🤖 AI Summary
Online surgical phase recognition faces two major uncertainty challenges—video frame ambiguity and severe class imbalance in phase distribution—undermining model reliability. To address these, we propose Meta-SurDiff, the first framework integrating classification diffusion models with meta-learning to jointly model both uncertainties: diffusion processes explicitly characterize frame-level ambiguity, while meta-learning enhances robustness of decision boundaries across imbalanced phases and enables fine-grained, frame-level confidence calibration. The method is designed for multi-source surgical videos—including laparoscopic, ophthalmic, and nursing procedures—and achieves state-of-the-art performance across five benchmarks (Cholec80, AutoLaparo, M2Cai16, OphNet, NurViD) under four practical metrics: temporal delay, accuracy, robustness to distribution shifts, and confidence calibration.
📝 Abstract
Online surgical phase recognition has drawn great attention most recently due to its potential downstream applications closely related to human life and health.

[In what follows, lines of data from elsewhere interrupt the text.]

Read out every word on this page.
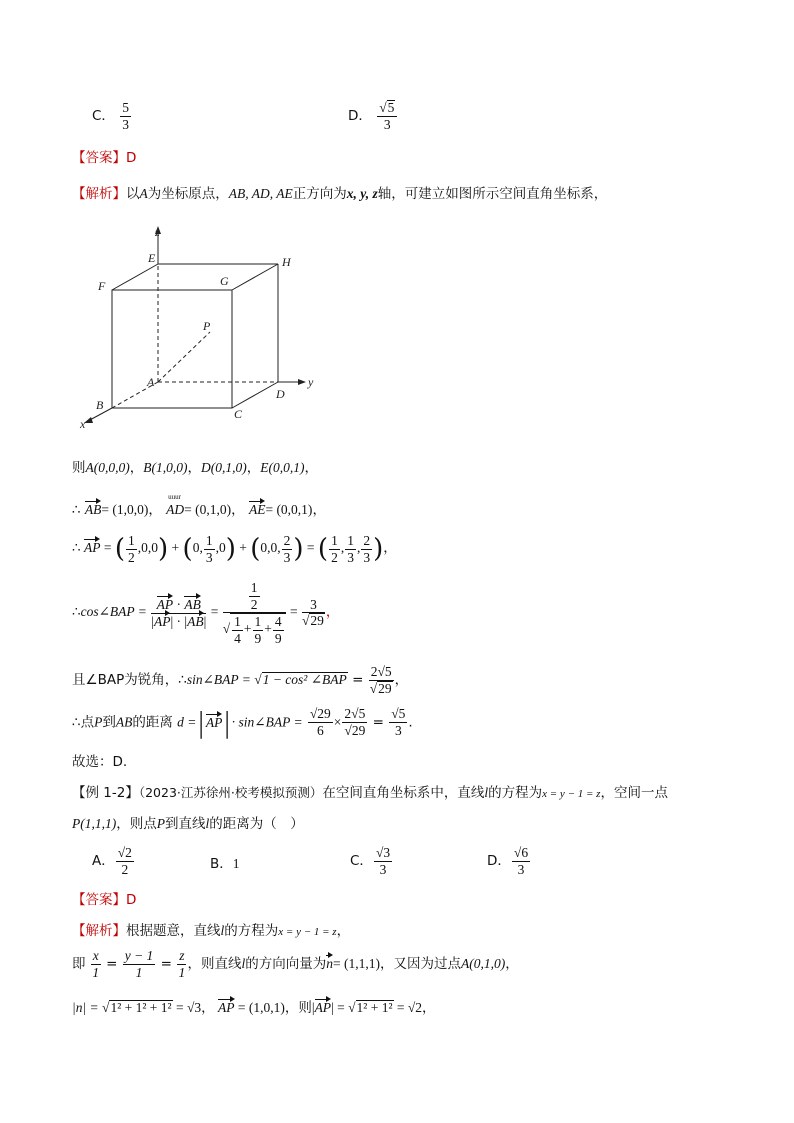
C． $\frac{5}{3}$	D． $\frac{√5}{3}$
【答案】D
【解析】以A为坐标原点，AB, AD, AE正方向为x, y, z轴，可建立如图所示空间直角坐标系，
z
E	H
F	G
P
A	y
B
D
C
x
则A(0,0,0)，B(1,0,0)，D(0,1,0)，E(0,0,1)，
∴ AB= (1,0,0)，
uuur
AD= (0,1,0)， AE= (0,0,1)，
∴ AP = ( $\frac{1}{2} ,0,0) + (0$, $\frac{1}{3} ,0) + (0,0$, $\frac{2}{3}$ ) = ( $\frac{1}{2}$ , $\frac{1}{3}$ , $\frac{2}{3}$ )，
∴cos∠BAP = $\frac{AP \cdot AB}{|AP| \cdot |AB|} = \frac{\frac{1}{2}}{√ \frac{1}{4} + \frac{1}{9} + \frac{4}{9}} = \frac{3}{√29}$ ，
且∠BAP为锐角，∴sin∠BAP = √1 − cos² ∠BAP = $\frac{2√5}{√29}$ ，
∴点P到AB的距离 d =|AP|· sin∠BAP = $\frac{√29}{6} \times \frac{2√5}{√29} = \frac{√5}{3}$ .
故选：D.
【例 1-2】（2023·江苏徐州·校考模拟预测）在空间直角坐标系中，直线l的方程为x = y − 1 = z，空间一点
P(1,1,1)，则点P到直线l的距离为（　）
A． $\frac{√2}{2}$	B．1	C． $\frac{√3}{3}$	D． $\frac{√6}{3}$
【答案】D
【解析】根据题意，直线l的方程为x = y − 1 = z，
即 $\frac{x}{1} = \frac{y - 1}{1} = \frac{z}{1}$ ，则直线l的方向向量为n= (1,1,1)，又因为过点A(0,1,0)，
|n| = √1² + 1² + 1² = √3， AP = (1,0,1)，则|AP| = √1² + 1² = √2，
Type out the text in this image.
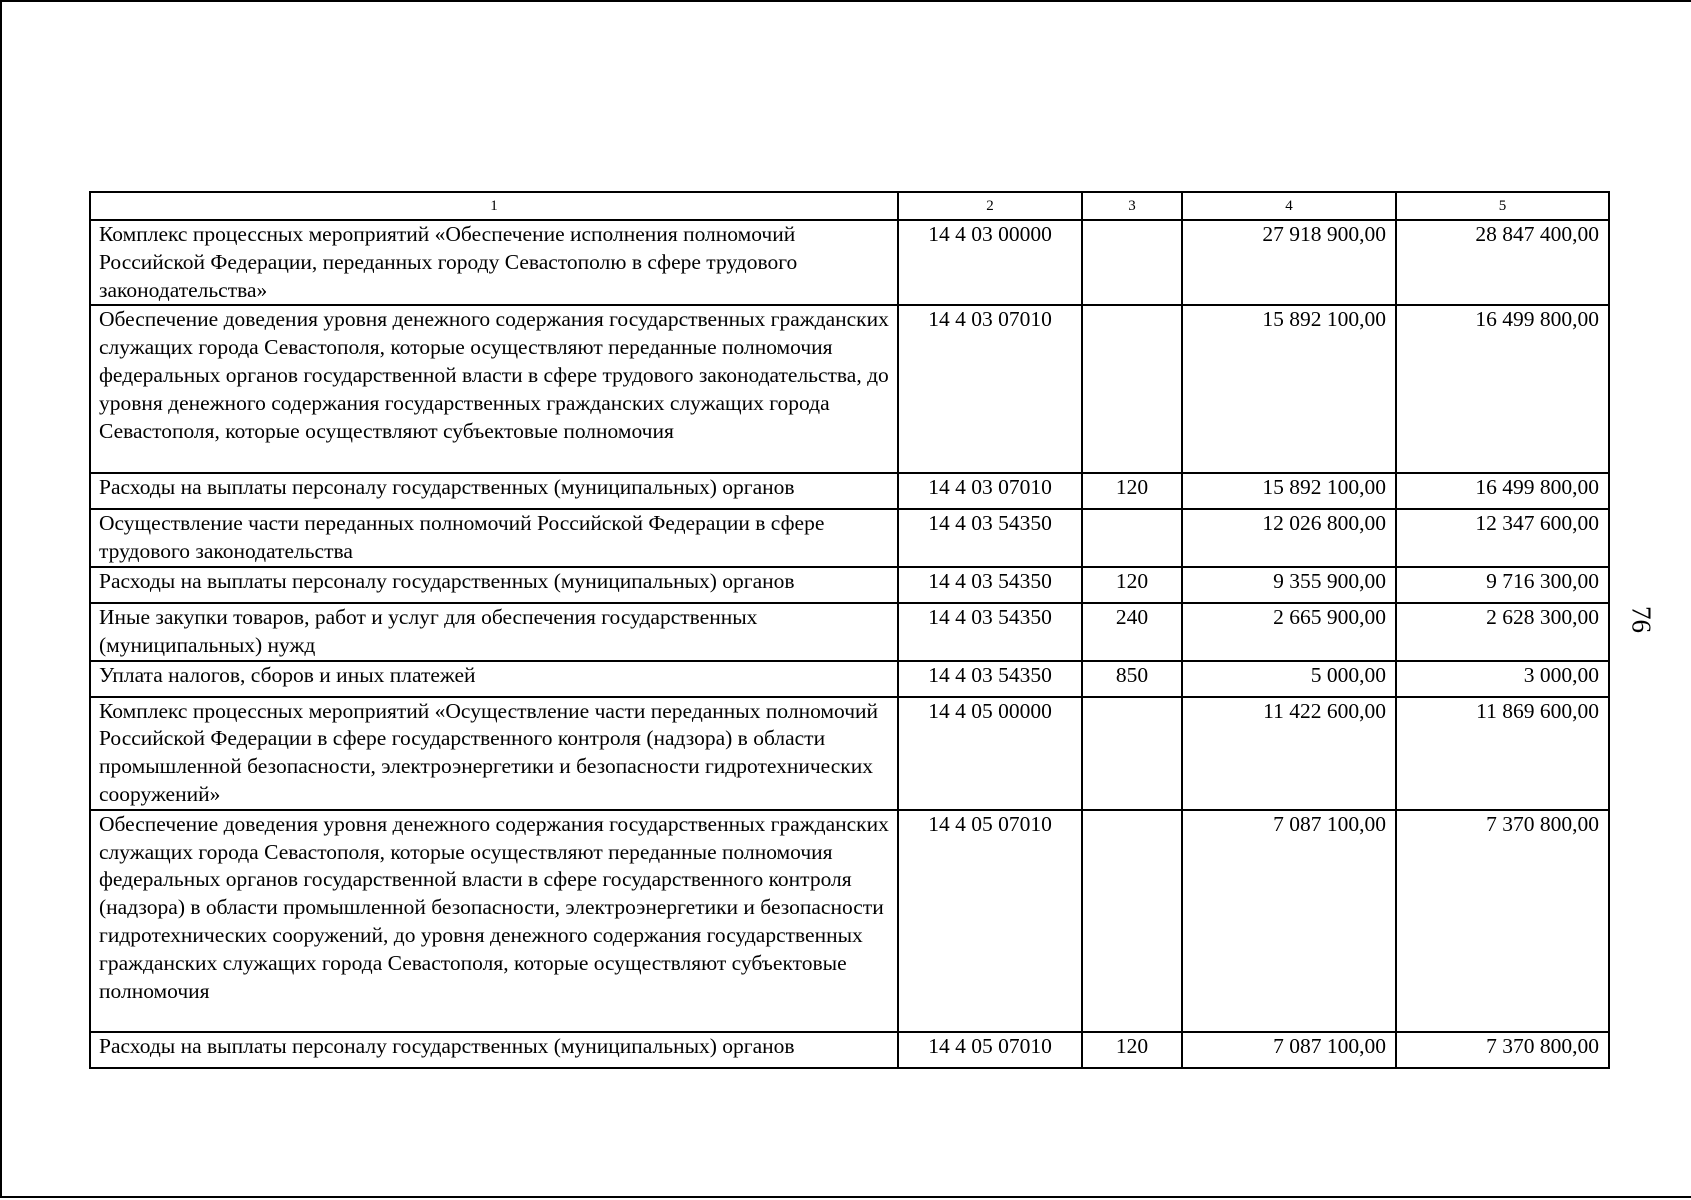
1	2	3	4	5
Комплекс процессных мероприятий «Обеспечение исполнения полномочий Российской Федерации, переданных городу Севастополю в сфере трудового законодательства»	14 4 03 00000		27 918 900,00	28 847 400,00
Обеспечение доведения уровня денежного содержания государственных гражданских служащих города Севастополя, которые осуществляют переданные полномочия федеральных органов государственной власти в сфере трудового законодательства, до уровня денежного содержания государственных гражданских служащих города Севастополя, которые осуществляют субъектовые полномочия	14 4 03 07010		15 892 100,00	16 499 800,00
Расходы на выплаты персоналу государственных (муниципальных) органов	14 4 03 07010	120	15 892 100,00	16 499 800,00
Осуществление части переданных полномочий Российской Федерации в сфере трудового законодательства	14 4 03 54350		12 026 800,00	12 347 600,00
Расходы на выплаты персоналу государственных (муниципальных) органов	14 4 03 54350	120	9 355 900,00	9 716 300,00
Иные закупки товаров, работ и услуг для обеспечения государственных (муниципальных) нужд	14 4 03 54350	240	2 665 900,00	2 628 300,00
Уплата налогов, сборов и иных платежей	14 4 03 54350	850	5 000,00	3 000,00
Комплекс процессных мероприятий «Осуществление части переданных полномочий Российской Федерации в сфере государственного контроля (надзора) в области промышленной безопасности, электроэнергетики и безопасности гидротехнических сооружений»	14 4 05 00000		11 422 600,00	11 869 600,00
Обеспечение доведения уровня денежного содержания государственных гражданских служащих города Севастополя, которые осуществляют переданные полномочия федеральных органов государственной власти в сфере государственного контроля (надзора) в области промышленной безопасности, электроэнергетики и безопасности гидротехнических сооружений, до уровня денежного содержания государственных гражданских служащих города Севастополя, которые осуществляют субъектовые полномочия	14 4 05 07010		7 087 100,00	7 370 800,00
Расходы на выплаты персоналу государственных (муниципальных) органов	14 4 05 07010	120	7 087 100,00	7 370 800,00
76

Despite deep models have made significant advances in capturing the discriminative long-term dependency of surgical videos to achieve improved recognition, they rarely account for exploring and modeling the uncertainty in surgical videos, which should be crucial for reliable online surgical phase recognition. We categorize the sources of uncertainty into two types, frame ambiguity in videos and unbalanced distribution among surgical phases, which are inevitable in surgical videos. To address this pivot issue, we introduce a meta-learning-optimized classification diffusion model (Meta-SurDiff), to take full advantage of the deep generative model and meta-learning in achieving precise frame-level distribution estimation for reliable online surgical phase recognition. For coarse recognition caused by ambiguous video frames, we employ a classification diffusion model to assess the confidence of recognition results at a finer-grained frame-level instance. For coarse recognition caused by unbalanced phase distribution, we use a meta-learning based objective to learn the diffusion model, thus enhancing the robustness of classification boundaries for different surgical phases.We establish effectiveness of Meta-SurDiff in online surgical phase recognition through extensive experiments on five widely used datasets using more than four practical metrics. The datasets include Cholec80, AutoLaparo, M2Cai16, OphNet, and NurViD, where OphNet comes from ophthalmic surgeries, NurViD is the daily care dataset, while the others come from laparoscopic surgeries. We will release the code upon acceptance.